Title: Bayesian analysis of spatially-dependent functional responses with spatially-dependent multi-dimensional functional predictors Authors
|Yang, Wen-Hsi -|
|Wikle, Christopher -|
|Holan, Scott -|
|Myers, Daivd -|
Submitted to: STATISTICA SINICA
Publication Type: Peer Reviewed Journal
Publication Acceptance Date: February 25, 2014
Publication Date: December 21, 2014
Citation: Yang, W., Wikle, C.K., Holan, S.H., Myers, D.B., Sudduth, K.A. 2015. Bayesian analysis of spatially-dependent functional responses with spatially-dependent multi-dimensional functional predictors. Statistica Sinica. 25:205-223. Interpretive Summary: Scientists in many fields are often confronted with analyzing and interpreting datasets containing a large number of related variables. An example is in proximal soil sensing, where spectrometers may be used to collect soil reflectance data at hundreds or even thousands of wavelengths. Relating those large datasets to parameters of interest requires advanced multivariate statistical techniques. A further complication is that the data are often collected at multiple locations or over time, leading to the need to account for spatial and/or temporal dependence in the analysis. In the past, this type of analysis has often been done in a two-step procedure, which leads to inefficiencies. This research developed a new, merged approach called multi-dimensional spatial functional models. The approach was tested with soil spectroscopy data collected over multiple depths at multiple locations in an experimental site. Using multi-dimensional spatial functional models, reasonable maps of soil properties were obtained over the site. This new approach has potential for improved interpretation of large datasets such as those obtained in proximal soil sensing. This could enhance the utilization of these data by scientists and practitioners in the fields of precision agriculture and digital soil mapping.
Technical Abstract: Recent advances in technology have led to the collection of high-dimensional data not previously encountered in many scientific environments. As a result, scientists are often faced with the challenging task of including these high-dimensional data into statistical models. For example, data from sensor networks, near infrared spectroscopy, and satellite imagery, among others, produce high-dimensional data in the form of functional-curves and/or multi-dimensional functional objects. Modeling functional observations utilizing multi-dimensional functional covariates is often complicated by spatial and/or temporal dependence in the observations and high-dimensional predictors. To utilize these rich sources of information we develop multi-dimensional spatial functional models. These models utilize hierarchical Bayesian methodology and can take advantage of stochastic search variable selection.
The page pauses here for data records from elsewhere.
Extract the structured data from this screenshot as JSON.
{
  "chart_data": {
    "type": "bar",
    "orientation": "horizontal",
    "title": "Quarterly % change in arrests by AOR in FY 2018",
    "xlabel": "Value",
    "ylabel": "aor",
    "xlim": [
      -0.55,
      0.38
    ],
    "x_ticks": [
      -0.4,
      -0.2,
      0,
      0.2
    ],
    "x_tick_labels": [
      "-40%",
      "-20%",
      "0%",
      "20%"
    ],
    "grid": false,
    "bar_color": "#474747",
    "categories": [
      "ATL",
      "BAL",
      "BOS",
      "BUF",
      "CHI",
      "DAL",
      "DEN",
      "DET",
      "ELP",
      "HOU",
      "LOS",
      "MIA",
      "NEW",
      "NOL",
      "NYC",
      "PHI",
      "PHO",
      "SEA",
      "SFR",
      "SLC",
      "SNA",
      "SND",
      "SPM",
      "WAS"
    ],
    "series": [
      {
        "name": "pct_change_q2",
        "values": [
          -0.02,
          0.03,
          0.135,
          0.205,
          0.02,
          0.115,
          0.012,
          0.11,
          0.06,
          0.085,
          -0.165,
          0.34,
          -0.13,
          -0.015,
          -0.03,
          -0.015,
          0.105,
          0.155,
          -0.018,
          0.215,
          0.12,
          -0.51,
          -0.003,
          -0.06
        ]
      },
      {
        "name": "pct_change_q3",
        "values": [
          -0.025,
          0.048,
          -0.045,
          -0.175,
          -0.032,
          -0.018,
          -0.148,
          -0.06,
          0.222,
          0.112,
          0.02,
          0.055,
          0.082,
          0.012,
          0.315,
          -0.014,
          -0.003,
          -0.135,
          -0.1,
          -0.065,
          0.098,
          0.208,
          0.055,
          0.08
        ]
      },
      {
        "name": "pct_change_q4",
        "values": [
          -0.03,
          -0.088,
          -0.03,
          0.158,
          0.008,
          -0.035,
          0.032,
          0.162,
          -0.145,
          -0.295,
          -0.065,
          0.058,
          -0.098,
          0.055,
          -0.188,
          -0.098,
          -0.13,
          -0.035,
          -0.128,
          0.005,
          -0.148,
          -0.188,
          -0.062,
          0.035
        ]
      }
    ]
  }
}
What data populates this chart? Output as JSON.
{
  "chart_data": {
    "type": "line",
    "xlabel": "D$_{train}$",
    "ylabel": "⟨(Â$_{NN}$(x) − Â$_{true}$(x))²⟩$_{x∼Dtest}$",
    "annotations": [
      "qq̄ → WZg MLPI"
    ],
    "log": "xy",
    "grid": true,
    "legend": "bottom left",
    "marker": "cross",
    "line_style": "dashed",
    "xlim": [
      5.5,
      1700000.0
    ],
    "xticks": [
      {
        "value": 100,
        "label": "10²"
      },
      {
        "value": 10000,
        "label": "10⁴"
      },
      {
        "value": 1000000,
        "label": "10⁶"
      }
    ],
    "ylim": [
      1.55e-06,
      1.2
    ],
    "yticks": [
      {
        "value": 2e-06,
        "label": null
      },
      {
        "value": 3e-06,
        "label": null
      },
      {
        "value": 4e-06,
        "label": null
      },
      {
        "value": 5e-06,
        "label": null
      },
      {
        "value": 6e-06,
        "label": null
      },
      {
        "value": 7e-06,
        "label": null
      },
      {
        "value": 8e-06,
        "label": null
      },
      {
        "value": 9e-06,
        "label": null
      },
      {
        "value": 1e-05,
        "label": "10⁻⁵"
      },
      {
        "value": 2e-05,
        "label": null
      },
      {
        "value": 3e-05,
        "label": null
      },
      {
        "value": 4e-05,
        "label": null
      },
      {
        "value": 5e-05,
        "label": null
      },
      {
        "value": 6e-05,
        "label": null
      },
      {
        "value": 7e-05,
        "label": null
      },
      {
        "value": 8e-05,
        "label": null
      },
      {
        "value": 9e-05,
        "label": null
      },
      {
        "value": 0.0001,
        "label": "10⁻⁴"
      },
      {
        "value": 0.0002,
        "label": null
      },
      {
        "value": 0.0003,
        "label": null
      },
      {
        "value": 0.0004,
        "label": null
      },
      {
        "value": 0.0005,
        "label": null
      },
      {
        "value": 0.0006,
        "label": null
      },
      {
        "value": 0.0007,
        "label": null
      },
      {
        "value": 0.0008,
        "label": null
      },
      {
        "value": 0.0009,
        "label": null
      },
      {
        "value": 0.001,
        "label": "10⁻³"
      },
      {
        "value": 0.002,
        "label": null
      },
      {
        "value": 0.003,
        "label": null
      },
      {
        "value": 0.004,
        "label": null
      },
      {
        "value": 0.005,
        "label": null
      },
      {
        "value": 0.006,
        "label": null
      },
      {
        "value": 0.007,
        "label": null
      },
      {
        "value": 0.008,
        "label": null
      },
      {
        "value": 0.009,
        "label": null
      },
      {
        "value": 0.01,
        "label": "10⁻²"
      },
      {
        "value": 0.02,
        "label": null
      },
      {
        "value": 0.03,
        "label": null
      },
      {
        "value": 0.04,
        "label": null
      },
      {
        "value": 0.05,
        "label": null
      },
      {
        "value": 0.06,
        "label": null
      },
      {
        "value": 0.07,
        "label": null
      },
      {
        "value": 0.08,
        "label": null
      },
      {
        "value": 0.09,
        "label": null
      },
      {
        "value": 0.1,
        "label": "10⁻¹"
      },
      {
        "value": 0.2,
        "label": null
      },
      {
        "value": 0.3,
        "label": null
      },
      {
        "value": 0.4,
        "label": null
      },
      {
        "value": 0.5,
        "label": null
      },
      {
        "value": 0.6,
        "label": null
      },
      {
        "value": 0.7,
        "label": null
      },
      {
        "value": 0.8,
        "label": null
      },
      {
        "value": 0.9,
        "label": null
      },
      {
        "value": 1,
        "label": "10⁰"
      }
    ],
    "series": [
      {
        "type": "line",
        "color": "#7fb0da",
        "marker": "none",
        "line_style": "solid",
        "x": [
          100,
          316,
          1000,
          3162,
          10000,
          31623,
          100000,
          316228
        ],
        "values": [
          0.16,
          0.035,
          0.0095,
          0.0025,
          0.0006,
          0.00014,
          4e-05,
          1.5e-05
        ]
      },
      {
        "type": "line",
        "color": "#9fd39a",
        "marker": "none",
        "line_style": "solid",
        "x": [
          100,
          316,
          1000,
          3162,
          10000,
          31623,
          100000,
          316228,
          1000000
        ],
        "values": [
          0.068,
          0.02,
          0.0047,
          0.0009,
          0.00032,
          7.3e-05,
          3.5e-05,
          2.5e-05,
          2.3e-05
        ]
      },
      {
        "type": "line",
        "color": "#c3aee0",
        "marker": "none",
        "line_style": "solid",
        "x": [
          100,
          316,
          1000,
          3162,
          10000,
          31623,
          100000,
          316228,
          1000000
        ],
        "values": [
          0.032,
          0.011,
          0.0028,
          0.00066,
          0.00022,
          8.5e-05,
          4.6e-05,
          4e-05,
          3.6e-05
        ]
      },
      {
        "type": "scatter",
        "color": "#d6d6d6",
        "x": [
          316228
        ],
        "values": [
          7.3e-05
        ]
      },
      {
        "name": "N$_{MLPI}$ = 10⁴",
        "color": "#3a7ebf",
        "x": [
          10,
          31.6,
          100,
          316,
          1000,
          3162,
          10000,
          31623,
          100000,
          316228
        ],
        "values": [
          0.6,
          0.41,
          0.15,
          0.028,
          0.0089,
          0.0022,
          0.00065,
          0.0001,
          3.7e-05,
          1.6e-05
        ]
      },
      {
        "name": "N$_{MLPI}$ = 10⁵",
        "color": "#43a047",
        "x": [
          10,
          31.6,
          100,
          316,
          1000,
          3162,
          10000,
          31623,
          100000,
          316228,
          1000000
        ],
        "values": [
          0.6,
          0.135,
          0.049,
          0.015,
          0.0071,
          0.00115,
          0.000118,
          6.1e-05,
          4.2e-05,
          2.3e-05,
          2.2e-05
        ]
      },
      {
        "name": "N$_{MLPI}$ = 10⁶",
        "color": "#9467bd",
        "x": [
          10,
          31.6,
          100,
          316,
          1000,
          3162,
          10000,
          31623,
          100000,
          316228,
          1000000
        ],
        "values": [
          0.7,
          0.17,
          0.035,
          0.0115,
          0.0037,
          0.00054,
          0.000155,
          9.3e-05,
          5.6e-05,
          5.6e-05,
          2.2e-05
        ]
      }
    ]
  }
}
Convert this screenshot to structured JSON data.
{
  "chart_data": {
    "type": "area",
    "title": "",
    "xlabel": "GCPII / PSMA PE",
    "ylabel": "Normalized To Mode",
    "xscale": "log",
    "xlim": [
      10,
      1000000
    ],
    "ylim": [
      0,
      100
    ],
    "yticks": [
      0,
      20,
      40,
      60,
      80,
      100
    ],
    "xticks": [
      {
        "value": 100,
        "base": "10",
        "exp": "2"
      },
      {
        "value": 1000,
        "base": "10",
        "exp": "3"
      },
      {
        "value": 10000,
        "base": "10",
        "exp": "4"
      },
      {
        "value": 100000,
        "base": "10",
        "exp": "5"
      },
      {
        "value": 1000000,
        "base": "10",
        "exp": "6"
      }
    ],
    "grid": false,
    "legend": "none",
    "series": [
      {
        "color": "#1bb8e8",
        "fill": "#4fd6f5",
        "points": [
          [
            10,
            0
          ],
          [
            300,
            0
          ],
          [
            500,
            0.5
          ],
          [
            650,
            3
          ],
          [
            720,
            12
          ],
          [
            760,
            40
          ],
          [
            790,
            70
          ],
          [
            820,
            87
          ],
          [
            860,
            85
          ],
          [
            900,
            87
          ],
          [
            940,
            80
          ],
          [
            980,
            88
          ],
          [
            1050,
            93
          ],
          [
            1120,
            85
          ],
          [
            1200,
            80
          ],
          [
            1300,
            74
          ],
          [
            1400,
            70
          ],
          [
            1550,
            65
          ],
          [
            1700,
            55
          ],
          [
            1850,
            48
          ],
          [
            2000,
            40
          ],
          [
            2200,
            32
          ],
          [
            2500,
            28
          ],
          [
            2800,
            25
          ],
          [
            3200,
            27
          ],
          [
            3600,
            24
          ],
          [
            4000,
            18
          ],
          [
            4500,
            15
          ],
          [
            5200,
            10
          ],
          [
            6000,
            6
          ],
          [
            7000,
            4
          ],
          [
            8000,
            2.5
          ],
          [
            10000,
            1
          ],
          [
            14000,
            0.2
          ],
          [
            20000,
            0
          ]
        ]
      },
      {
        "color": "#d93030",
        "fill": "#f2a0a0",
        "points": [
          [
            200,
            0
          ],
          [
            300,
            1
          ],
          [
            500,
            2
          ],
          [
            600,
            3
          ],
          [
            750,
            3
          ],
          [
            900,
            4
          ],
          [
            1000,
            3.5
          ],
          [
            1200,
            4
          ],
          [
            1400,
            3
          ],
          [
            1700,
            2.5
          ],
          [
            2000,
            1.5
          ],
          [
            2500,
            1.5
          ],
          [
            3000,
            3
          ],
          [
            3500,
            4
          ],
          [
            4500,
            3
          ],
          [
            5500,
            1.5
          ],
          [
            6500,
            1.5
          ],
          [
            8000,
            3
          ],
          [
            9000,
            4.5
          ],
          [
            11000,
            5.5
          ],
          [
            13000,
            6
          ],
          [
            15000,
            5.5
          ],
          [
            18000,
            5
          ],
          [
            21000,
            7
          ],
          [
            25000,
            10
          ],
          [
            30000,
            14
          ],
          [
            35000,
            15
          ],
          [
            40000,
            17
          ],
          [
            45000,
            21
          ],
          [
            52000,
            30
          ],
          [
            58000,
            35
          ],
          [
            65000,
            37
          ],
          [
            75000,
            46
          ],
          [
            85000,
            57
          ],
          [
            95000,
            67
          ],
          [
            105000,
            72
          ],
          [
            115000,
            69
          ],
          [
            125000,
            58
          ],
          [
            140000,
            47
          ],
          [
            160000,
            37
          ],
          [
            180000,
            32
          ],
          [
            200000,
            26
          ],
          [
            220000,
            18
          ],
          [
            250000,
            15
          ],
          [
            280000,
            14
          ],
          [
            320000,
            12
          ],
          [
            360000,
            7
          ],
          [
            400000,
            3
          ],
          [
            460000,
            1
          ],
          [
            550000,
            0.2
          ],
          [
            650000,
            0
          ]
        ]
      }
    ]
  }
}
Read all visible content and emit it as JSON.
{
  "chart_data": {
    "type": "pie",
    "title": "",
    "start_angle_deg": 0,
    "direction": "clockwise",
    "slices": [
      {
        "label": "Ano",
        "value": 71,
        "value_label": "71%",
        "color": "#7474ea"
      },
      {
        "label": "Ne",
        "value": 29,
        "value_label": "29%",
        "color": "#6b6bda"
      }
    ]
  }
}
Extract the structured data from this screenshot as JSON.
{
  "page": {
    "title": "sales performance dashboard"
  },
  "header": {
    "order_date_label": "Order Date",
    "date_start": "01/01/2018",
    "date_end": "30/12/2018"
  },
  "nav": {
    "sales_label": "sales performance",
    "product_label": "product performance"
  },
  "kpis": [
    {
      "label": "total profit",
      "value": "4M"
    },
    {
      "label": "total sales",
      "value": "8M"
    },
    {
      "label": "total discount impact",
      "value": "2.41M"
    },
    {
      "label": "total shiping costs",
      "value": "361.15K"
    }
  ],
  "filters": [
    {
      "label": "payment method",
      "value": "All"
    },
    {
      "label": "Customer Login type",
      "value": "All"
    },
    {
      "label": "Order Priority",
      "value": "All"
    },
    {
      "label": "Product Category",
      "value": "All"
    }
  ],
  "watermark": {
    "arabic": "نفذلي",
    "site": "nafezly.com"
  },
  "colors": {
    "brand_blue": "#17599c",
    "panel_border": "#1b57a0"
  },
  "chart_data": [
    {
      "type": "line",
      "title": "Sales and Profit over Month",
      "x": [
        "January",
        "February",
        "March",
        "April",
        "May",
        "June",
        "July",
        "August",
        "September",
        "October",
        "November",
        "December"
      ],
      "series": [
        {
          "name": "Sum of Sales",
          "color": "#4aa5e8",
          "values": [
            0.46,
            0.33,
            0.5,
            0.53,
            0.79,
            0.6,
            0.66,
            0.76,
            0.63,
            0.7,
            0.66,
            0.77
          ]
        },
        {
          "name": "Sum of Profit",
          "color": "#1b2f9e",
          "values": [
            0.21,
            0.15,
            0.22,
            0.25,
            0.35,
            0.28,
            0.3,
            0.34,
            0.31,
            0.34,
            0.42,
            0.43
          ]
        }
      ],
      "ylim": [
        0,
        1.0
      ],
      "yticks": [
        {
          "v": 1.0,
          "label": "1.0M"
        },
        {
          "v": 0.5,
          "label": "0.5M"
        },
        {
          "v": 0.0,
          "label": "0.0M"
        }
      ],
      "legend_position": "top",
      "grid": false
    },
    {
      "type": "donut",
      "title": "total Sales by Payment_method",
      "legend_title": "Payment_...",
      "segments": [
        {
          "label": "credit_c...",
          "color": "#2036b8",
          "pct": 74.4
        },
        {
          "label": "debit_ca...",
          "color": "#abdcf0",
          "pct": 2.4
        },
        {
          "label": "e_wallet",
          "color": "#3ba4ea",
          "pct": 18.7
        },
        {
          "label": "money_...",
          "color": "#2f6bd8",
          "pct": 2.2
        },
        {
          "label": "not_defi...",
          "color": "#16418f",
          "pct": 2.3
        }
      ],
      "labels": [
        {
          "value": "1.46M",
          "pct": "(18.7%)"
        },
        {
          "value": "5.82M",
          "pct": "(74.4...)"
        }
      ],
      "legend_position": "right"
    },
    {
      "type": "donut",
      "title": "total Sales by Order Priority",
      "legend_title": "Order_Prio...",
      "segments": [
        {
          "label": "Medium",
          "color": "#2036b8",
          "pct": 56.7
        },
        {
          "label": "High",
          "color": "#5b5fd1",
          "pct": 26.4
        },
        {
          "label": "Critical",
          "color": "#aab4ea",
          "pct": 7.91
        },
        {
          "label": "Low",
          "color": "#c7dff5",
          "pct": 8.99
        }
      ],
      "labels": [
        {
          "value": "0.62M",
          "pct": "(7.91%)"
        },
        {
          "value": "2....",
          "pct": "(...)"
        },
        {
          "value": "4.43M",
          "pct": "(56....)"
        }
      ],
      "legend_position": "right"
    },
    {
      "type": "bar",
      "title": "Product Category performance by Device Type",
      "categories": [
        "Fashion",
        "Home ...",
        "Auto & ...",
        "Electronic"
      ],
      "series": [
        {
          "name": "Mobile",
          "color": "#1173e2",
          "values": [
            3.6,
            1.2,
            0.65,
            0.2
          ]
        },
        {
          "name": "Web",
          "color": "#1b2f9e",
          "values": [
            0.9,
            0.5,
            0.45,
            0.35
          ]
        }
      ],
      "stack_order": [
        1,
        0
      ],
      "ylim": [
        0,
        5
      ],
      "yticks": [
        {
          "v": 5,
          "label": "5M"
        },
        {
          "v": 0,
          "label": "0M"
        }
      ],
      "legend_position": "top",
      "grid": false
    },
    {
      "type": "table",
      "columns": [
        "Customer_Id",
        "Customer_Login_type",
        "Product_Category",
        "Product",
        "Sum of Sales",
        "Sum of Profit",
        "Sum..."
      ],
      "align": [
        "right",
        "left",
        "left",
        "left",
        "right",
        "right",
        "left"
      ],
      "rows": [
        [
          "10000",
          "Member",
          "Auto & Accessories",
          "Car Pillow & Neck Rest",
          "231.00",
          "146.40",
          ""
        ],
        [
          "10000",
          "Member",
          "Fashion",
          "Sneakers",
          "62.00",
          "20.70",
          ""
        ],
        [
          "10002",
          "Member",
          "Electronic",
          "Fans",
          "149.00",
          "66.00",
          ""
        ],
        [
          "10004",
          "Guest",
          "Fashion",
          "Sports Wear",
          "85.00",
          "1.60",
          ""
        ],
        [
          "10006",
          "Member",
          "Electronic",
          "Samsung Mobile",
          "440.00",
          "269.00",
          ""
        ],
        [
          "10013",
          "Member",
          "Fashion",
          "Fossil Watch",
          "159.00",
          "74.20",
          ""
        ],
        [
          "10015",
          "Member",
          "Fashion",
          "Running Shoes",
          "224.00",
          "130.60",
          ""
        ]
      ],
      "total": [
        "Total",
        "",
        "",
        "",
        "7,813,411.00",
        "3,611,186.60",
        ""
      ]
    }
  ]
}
Importantly, we employ low-rank basis function expansions to facilitate model development. In this context, our model accounts for several sources of error, including the truncation error that arises from truncating the several infinite-dimensional basis function expansions. We illustrate this methodology through spatial models of soil electrical conductivity depth profiles using spatially dependent near infrared spectral images of electrical conductivity covariates.